Die Schule der Lubinen

Die erste deutsche Schule für Physiotherapie wird gegründet

"Kräftiger Gesundheitszustand" Pflicht: die ersten Krankengymnastik-Schülerinnen nach Ihrem Examen 1902
"Kräftiger Gesundheitszustand" Pflicht:
die ersten Krankengymnastik-Schülerinnen nach Ihrem Examen 1902

Sie heißt zu Anfang Lehranstalt für Heilgymnastik und die Schülerinnen heißen schlicht und einfach „Lubinen“. Am Rande sei bemerkt, dass die Lubinen für damalige Verhältnisse eine Menge medizinisches Wissen und Können haben und darüber hinaus in der Kieler Männerwelt sehr beliebt sind.

Bemerkenswert ist noch die Tatsache , dass die Leitungen der Schule immer in weiblicher Hand sind. Für das gesellschaftliche Frauenbild der damaligen Zeit gilt dies schon als ungewöhnlich. 

Aber nun die Geschichte von Anfang an: Natürlich kann es kein Dauerzustand bleiben, dass nur schwedisches Personal die Zander-Apparate in der Brunswiker Straße bedienen kann. Aber in Deutschland gibt in der damaligen Zeit keine Ausbildung zum Heilgymnasten. So fasst Sanitätsrat Lubinus den Entschluss, das kurzerhand zu ändern und eigene Heilgymnasten auszubilden.

Im April 1900 reicht er seine Ausbildungspläne beim „Preußischen Minister der geistlichen, Unterrichts- und Medizinalangelegenheiten“ ein. Zuvor hatten die Kieler Universität und der Regierungspräsident in Schleswig dieses Vorhaben gütigst genehmigt. Am 15. April 1901 startet der erste Lehrgang an der staatlich genehmigten Lehranstalt für Heilgymnastik, übrigens der ersten Deutschlands überhaupt.

Die Schülerinnen müssen zunächst eine einjährige turnerische Ausbildung am staatlich genehmigten Turnseminar absolvieren.

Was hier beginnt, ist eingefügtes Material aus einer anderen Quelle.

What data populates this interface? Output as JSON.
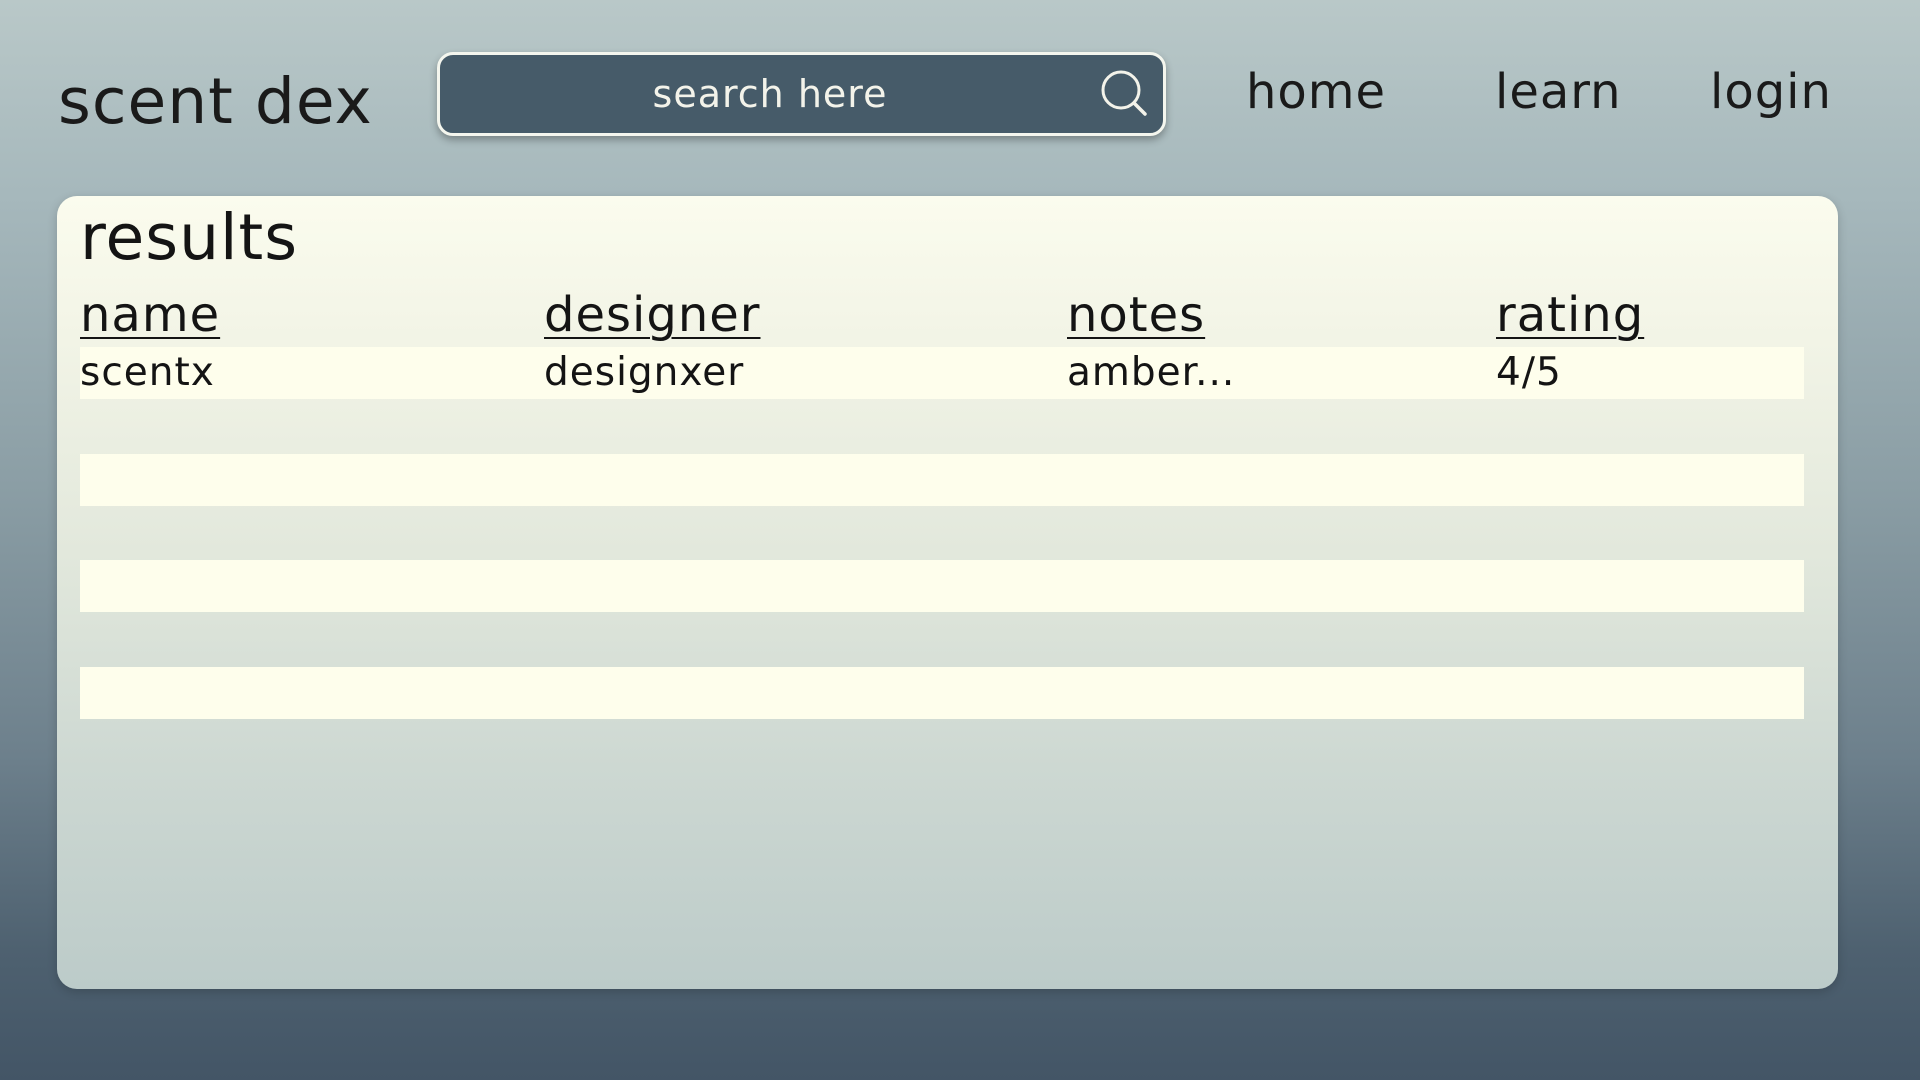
{
  "app": {
    "logo": "scent dex"
  },
  "search": {
    "placeholder": "search here",
    "icon": "search-icon"
  },
  "nav": {
    "home": "home",
    "learn": "learn",
    "login": "login"
  },
  "results": {
    "title": "results",
    "columns": {
      "name": "name",
      "designer": "designer",
      "notes": "notes",
      "rating": "rating"
    },
    "rows": [
      {
        "name": "scentx",
        "designer": "designxer",
        "notes": "amber...",
        "rating": "4/5"
      },
      {
        "name": "",
        "designer": "",
        "notes": "",
        "rating": ""
      },
      {
        "name": "",
        "designer": "",
        "notes": "",
        "rating": ""
      },
      {
        "name": "",
        "designer": "",
        "notes": "",
        "rating": ""
      }
    ]
  },
  "colors": {
    "search_bg": "#465b69",
    "row_bg": "#fefeec",
    "panel_top": "#fbfcee",
    "page_bottom": "#435566"
  }
}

Erst dann folgt der ebenfalls einjährige Teil der Heilgymnastik. 575,00 Reichsmark kostete der Heilgymnastikkurs, die jede Schülerin aufbringen muss.

 

... und der Examensjahrgang 1934
(Erste Reihe, Fünfter von links: Schulgründer Lubinus)

1902 wird der erste Examens-Jahrgang als staatlich geprüfte Heilgymnastinnen verabschiedet und diese können sich nun um eine Anstellung im Krankenhaus bewerben oder aber ihren Beruf selbstständig ausüben. Sie dürfen allerdings in der damaligen Zeit nur unter ärztlicher Aufsicht arbeiten.

Nach Ausbruch des Zweiten Weltkrieges kann die Schule in Kiel den Lehrbetrieb nur noch mühsam aufrechterhalten. Im Frühjahr 1945 wird der Unterreicht sogar für einige Zeit komplett eingestellt.

Nach dem Ende der Zwangspause setzt eine Renaissance der Krankengymnastik ein. Sie erlangt in der Medizinwelt zunehmend große Anerkennung und wird auf immer mehr Therapiefelder ausgedehnt.

Seit dem 1. Juni 1994 werden die Krankengymnasten nun als Physiotherapeuten bezeichnet und können in Fachkliniken, Allgemeinen Krankenhäusern, Facharztpraxen, Sanatorien, Kurbetrieben, Rehabilitationszentren, in der Sportmedizin sowie Sondereinrichtungen für Körperbehinderte oder auch in einer eigenen Praxis tätig sein.

Mit einer weitergehenden Qualifikation ist mittlerweile nicht nur eine fachliche Spezialisierung möglich, sondern die Schülerinnen und Schüler können unter bestimmten Voraussetzungen auch eine akademische Laufbahn einschlagen.

Die Physiotherapeuten-Schule gehört heute, wie auch das Lubinus Clinicum und das Sankt Elisabeth Krankenhaus Kiel, zur Lubinus-Stiftung.